Zachée fait partie de notre paysage biblique intérieur. C’est au point que l’interprétation a remplacé la lecture. On appuie sur le bouton “Zachée” : C’est l’histoire d’un petit Monsieur rigolo, collecteur d’impôt, riche et malhonnête qui, après avoir rencontré Jésus, promet de rendre tout ce qu’il a volé et de réparer le mal qu’il a fait. C’est conforme à ce que nous croyons : Le salut change le pécheur en chrétien, l’escroc en citoyen honnête ! C’est une lecture possible. Mais je ne suis pas sûr que Luc ait voulu nous dire ça…
Au village sans prétention…
Tout d’abord, il faut être attentif au murmure de la foule. Les gens sont choqués de voir Jésus entrer chez un pécheur notoire. Les percepteurs d’impôts avaient mauvaise réputation ; non seulement ils travaillaient pour Rome, mais on les soupçonnait de se payer sur la bête au détriment des contribuables. Et comme Zachée se trouve être leur chef… Aux yeux de la foule, c’est le roi des pourris !
Je ne fais pourtant du mal à personne…
“Au village, sans prétention,
J’ai mauvaise réputation ;
Que je me démène ou je reste coi,
Je pass’ pour un je-ne-sais-quoi.
Je ne fais pourtant de tort à personne,
En suivant mon ch’min de petit bonhomme” (G. Brassens ; La mauvaise réputation)
Zachée, comme Brassens, a bonne opinion de lui-même et entend bien défendre sa cause auprès de Jésus. L’opinion bien pensante, la rumeur le discréditent à tort. La visite du rabbin de Nazareth lui offre l’occasion de se justifier.
Qu’est ce qui autorise cette lecture hors des sentiers battus ? C’est le texte ! Observons de près la formulation de Zachée. Les verbes sont tous au temps présent.

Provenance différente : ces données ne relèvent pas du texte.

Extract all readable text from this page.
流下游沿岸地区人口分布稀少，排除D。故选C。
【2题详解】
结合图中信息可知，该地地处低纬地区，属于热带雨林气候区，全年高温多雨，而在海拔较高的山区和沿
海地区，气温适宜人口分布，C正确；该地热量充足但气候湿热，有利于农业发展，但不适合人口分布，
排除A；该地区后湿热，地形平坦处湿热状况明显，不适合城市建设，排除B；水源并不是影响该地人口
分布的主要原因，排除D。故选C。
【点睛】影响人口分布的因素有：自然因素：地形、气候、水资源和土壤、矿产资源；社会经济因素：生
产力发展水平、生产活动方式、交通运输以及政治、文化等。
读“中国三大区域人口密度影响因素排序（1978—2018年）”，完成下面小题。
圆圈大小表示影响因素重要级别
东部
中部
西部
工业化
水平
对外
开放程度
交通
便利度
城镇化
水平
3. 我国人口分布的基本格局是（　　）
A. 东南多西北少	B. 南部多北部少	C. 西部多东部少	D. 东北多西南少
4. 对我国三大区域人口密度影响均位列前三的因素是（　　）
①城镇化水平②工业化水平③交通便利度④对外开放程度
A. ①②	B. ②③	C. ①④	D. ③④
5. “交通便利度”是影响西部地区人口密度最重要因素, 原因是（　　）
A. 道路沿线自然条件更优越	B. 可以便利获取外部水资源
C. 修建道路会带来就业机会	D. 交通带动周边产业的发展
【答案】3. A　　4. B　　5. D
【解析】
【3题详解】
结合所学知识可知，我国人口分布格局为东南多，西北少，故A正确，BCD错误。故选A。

Zachée ne dit pas : « Maintenant que je t’ai rencontré Seigneur, je prends la décision de donner aux pauvres » ; il dit : « Je donne aux pauvres ; je rends le quadruple ». Autrement dit : « Depuis toujours, quand je fais des erreurs, je m’emploie à les réparer et je le fais à fond, je vais même au-delà de ce que la loi demande, je fais quatre fois plus ! Seigneur, ne crois donc pas ce que raconte la foule à mon sujet, je suis un honnête percepteur ! »
On pourrait aussi jouer sur le nom de Zachée qui signifie en hébreu « celui qui est pur ». En français, on le baptiserait Innocent !
Alors pourquoi s’obstiner à vouloir faire de Zachée un sale type ? Il est peut-être simplement ce qu’il dit, un honnête homme…
Sauver les apparences et perdre son âme
Encore une question : si Zachée est aussi honnête qu’il le prétend, pourquoi Jésus dit-il : “Aujourd’hui, le salut est entré dans cette maison” ? Si Zachée est Innocent, pourquoi Jésus annonce-t-il que « le Fils de l’homme est venu chercher et sauver ce qui était perdu»?
Parce que Zachée est bel et bien perdu au moment où Jésus entre dans sa maison. Mais pas pour les raisons que l’on croit. Zachée est perdu parce qu’il pense qu’il faut mériter l’entrée de Jésus dans sa maison. Zachée est perdu dans cette obsession de la mauvaise et de la bonne réputation. Il donnerait toute sa fortune en échange de la reconnaissance.
La rencontre des fils
Et Jésus prononce la parole de grâce : Aujourd’hui, si j’entre chez toi, Zachée, ce n’est pas pour te rendre plus honnête ou pour redorer ton blason aux yeux des habitants de Jéricho. J’entre chez toi parce que tu es un fils d’Abraham. Parce que tu as reçu une promesse. Dans la Bible, les promesses n’engagent pas que ceux qui y croient, elles engagent celui qui les prononce, Dieu !
Peu importe que Zachée soit quelqu’un de bien ou pas. Ce qui est capital aux yeux de Jésus, c’est qu’il soit fils, enfant aimé de Dieu.
C’est cela l’Evangile : la rencontre des fils. Le fils de l’homme vient sauver le fils d’Abraham perdu. Il vient à la rencontre de notre humanité qui confond confiance et justification de soi, salut et mérites. C’était l’obsession de Luther : devenir juste aux yeux de Dieu. C’est encore notre problème : nous justifier aux yeux des autres, de nos parents, de nos enfants, de nos amis, du percepteur d’impôt (!), de notre employeur, aux yeux de Dieu.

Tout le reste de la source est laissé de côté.